Na semana passada, os americanos tomaram conhecimento de um impressionante conjunto de programas de monitoramento até então mantidos sob sigilo. São programas que fazem parte de uma estrutura de segurança secreta, criada com o pretexto de impedir que atentados terroristas em solo americano voltem a ocorrer.
A reação dos analistas tem variado: há os que se mostram extremamente indignados, os que demonstram preocupação equilibrada e os que não dão a mínima para as implicações desses programas. Desse último grupo vêm críticas severas a Edward Snowden, ex-funcionário da Booz Allen Hamilton que vazou os documentos da Agência de Segurança Nacional (NSA, na sigla em inglês), provocando uma discussão acalorada sobre o equilíbrio entre privacidade e segurança na era digital. Há também quem o considere apenas um narcisista desequilibrado ou um nerd com tendências sociopatas.

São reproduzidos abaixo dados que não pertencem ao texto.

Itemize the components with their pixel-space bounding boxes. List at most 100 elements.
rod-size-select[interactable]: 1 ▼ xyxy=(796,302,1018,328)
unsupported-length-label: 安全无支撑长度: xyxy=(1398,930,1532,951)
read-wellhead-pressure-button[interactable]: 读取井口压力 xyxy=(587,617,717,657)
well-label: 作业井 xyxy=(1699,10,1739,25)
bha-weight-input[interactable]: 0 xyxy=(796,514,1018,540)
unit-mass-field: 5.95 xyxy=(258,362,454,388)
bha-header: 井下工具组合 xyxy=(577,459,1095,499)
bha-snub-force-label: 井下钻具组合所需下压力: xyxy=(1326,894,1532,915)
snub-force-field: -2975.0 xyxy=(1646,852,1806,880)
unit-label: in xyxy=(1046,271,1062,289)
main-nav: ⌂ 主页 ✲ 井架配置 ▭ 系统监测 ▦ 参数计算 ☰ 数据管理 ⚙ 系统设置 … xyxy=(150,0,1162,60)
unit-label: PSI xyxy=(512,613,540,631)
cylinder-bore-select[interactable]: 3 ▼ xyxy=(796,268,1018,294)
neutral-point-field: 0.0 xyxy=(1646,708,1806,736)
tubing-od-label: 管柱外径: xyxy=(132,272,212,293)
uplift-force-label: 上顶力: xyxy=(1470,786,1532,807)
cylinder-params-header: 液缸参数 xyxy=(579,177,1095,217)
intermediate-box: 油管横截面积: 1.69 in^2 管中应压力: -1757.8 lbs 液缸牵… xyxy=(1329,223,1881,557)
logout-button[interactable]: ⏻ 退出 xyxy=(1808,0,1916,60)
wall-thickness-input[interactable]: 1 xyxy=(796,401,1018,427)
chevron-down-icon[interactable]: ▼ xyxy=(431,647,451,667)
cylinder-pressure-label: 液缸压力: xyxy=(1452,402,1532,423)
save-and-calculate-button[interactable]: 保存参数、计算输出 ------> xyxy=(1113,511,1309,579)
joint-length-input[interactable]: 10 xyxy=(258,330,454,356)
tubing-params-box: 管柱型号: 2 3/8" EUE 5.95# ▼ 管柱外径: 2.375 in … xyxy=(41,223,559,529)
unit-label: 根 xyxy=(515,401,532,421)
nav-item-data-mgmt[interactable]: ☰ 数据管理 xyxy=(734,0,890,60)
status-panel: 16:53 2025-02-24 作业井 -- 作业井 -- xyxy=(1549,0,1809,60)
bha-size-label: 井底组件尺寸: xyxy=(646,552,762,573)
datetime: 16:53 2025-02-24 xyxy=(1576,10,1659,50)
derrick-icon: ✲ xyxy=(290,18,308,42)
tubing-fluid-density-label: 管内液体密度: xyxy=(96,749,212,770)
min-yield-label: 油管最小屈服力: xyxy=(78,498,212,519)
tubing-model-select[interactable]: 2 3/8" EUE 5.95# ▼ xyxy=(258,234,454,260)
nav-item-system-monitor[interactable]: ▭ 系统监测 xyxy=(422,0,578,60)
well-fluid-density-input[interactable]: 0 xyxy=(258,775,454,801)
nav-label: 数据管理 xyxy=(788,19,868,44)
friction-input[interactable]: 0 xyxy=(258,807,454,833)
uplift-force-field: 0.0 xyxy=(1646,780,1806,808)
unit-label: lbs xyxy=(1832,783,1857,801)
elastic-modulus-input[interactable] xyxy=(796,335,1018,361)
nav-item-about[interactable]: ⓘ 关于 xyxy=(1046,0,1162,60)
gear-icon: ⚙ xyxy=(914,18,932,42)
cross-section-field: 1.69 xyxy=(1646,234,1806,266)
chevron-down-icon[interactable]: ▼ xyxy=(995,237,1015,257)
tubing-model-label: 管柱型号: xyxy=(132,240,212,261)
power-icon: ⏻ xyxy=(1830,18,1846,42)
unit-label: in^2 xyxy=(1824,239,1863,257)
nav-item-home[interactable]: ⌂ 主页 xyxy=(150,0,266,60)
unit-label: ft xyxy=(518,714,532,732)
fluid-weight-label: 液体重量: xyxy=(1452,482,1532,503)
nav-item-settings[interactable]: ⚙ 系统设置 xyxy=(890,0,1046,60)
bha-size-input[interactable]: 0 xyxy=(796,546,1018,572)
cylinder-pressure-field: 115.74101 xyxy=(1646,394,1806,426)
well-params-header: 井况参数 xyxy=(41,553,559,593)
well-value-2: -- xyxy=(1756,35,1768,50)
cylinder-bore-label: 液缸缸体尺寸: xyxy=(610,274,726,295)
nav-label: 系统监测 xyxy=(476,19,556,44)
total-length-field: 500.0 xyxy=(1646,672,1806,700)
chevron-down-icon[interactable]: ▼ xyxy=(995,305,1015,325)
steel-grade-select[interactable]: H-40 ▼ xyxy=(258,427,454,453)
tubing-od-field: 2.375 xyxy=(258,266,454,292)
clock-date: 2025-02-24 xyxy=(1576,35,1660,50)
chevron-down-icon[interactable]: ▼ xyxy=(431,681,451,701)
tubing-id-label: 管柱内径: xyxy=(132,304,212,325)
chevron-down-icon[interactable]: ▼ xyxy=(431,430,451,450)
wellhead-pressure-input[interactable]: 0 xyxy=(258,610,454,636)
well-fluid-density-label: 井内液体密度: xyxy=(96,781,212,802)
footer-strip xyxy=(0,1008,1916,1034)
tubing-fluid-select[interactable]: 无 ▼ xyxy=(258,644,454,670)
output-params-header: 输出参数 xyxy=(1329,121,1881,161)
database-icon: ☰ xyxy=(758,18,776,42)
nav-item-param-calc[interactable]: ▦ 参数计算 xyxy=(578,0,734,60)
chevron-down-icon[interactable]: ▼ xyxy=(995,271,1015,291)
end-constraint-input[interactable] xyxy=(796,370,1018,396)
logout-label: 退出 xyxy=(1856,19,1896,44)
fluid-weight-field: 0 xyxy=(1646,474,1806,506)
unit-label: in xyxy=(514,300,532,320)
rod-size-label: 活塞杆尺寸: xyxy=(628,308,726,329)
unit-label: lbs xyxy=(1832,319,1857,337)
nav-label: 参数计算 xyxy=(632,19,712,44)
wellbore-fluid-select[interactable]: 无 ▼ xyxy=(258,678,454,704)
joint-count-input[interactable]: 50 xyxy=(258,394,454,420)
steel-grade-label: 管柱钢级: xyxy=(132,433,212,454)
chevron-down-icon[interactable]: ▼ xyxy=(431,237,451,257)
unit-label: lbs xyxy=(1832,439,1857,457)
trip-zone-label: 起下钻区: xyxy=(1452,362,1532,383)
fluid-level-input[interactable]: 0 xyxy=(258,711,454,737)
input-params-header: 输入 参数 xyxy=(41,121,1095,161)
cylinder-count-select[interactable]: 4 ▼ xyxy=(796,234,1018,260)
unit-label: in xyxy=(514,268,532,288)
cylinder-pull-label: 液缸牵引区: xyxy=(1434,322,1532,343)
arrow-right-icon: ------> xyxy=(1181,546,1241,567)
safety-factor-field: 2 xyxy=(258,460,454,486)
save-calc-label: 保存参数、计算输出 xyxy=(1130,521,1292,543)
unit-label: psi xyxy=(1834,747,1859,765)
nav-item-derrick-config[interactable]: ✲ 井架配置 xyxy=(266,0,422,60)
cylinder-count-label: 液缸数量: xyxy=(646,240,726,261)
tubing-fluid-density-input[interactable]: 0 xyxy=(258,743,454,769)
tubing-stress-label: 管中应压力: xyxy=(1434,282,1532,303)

Pode-se questionar se suas ações são morais ou justificáveis, mas, nos e-mails que trocou com o repórter Barton Gellman, do Washington Post, Snowden deixou seus motivos bem claros. Em sua opinião, o aparato estatal de segurança cresceu em demasia e tornou-se excessivamente intrusivo diante da ameaça até certo ponto reduzida do terrorismo. “Em nossa história, já vencemos ameaças maiores do que as que nos oferecem grupos terroristas desorganizados e Estados párias sem precisar recorrer a esse tipo de programa”, disse ele a Gellman.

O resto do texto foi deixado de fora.